TMI - Sultan blames Pakatan for MB tussle, defends role in choosing Azmin
First, HRH explained why he selected Azmin Ali as the new MB of Selangor, then he defended Khalid Ibrahim's record as the previous MB.
The former was in response to severe criticisms of his alleged breach of his constitutional role in ignoring the majority choice of Dr Wan as the new MB, while the latter was in response to him allowing Khalid Ibrahim to remain as MB for more than a month after Khalid Ibrahim was already expelled by PKR and rejected by the majority in the DUN, which in itself was also seen as a breach of his constitutional role.
HRH has also asserted he is not just a ceremonial head of state, implying he is not a figurehead which can simply be remote-controlled, nor one useful only for leaving his 'dhoby mark'*.
* 'dhoby' is an old British (naval) term of Indian origin which means 'laundry', and 'dhoby mark' is an inked mark on the laundry to identify its owner. Colloquially 'dhoby mark' also means 'signature', especially one in an official document.

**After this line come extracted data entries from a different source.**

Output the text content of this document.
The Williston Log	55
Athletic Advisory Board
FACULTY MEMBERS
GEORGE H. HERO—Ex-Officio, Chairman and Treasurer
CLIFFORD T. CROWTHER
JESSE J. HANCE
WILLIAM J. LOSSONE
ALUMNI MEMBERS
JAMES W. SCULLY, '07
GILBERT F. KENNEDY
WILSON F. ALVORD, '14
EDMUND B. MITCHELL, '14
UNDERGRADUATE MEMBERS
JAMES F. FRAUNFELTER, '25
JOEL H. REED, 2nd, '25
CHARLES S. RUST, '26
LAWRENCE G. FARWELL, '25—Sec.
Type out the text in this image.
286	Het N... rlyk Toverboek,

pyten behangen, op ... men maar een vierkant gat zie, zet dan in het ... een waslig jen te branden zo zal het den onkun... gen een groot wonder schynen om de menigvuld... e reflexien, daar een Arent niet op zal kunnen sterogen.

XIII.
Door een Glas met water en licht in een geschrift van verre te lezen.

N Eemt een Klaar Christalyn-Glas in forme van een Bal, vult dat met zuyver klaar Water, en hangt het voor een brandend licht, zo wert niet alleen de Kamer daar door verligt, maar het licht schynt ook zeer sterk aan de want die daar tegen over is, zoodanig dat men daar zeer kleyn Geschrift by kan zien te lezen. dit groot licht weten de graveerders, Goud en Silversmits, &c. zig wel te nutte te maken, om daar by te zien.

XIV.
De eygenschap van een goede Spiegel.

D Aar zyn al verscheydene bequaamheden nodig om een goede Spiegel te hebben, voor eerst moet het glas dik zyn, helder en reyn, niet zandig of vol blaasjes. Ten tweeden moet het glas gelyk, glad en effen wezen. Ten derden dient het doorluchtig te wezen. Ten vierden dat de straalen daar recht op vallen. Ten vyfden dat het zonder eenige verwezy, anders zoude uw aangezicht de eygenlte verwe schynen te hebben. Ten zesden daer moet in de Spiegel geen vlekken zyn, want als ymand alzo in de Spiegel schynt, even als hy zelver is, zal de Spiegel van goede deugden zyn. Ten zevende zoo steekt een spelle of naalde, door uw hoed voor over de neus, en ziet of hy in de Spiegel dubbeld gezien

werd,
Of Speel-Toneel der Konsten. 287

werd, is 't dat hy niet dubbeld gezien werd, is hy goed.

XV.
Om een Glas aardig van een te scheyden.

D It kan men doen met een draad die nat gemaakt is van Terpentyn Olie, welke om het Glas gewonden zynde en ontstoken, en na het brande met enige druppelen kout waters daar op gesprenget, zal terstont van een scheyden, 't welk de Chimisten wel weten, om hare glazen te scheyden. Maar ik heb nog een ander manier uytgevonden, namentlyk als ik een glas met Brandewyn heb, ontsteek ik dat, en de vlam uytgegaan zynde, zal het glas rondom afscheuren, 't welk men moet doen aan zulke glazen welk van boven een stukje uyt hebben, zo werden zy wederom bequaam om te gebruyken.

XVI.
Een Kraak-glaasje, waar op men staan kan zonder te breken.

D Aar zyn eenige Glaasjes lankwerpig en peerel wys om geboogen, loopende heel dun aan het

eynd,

What has muddied the waters (one of my fave phrases) has been the perception that Dr Wan will be a model Muslim wife who could possibly be beholden and obedient to her 'god's gift to the people' husband even in her duties as MB of Selangor.
HRH alluded to this in his wish not to have a 'remote-controlled' MB.
But the point of this post is not to revisit all those arguments, but to mull over the fact that HRH saw fit to make public statements explaining his decisions over the recent MB issue, which many constitutional experts have criticized.
HRH needn't do so but his actions (in explaining his decisions), as I suspect, have shown him to be only human and not an aloof couldn't-be-bothered god-king figure.
Would we be correct in concluding he must have been troubled by the criticisms.
Yes, as humans we want to be liked.
What do you think? Will you be prepared to accept HRH's explanations as justified?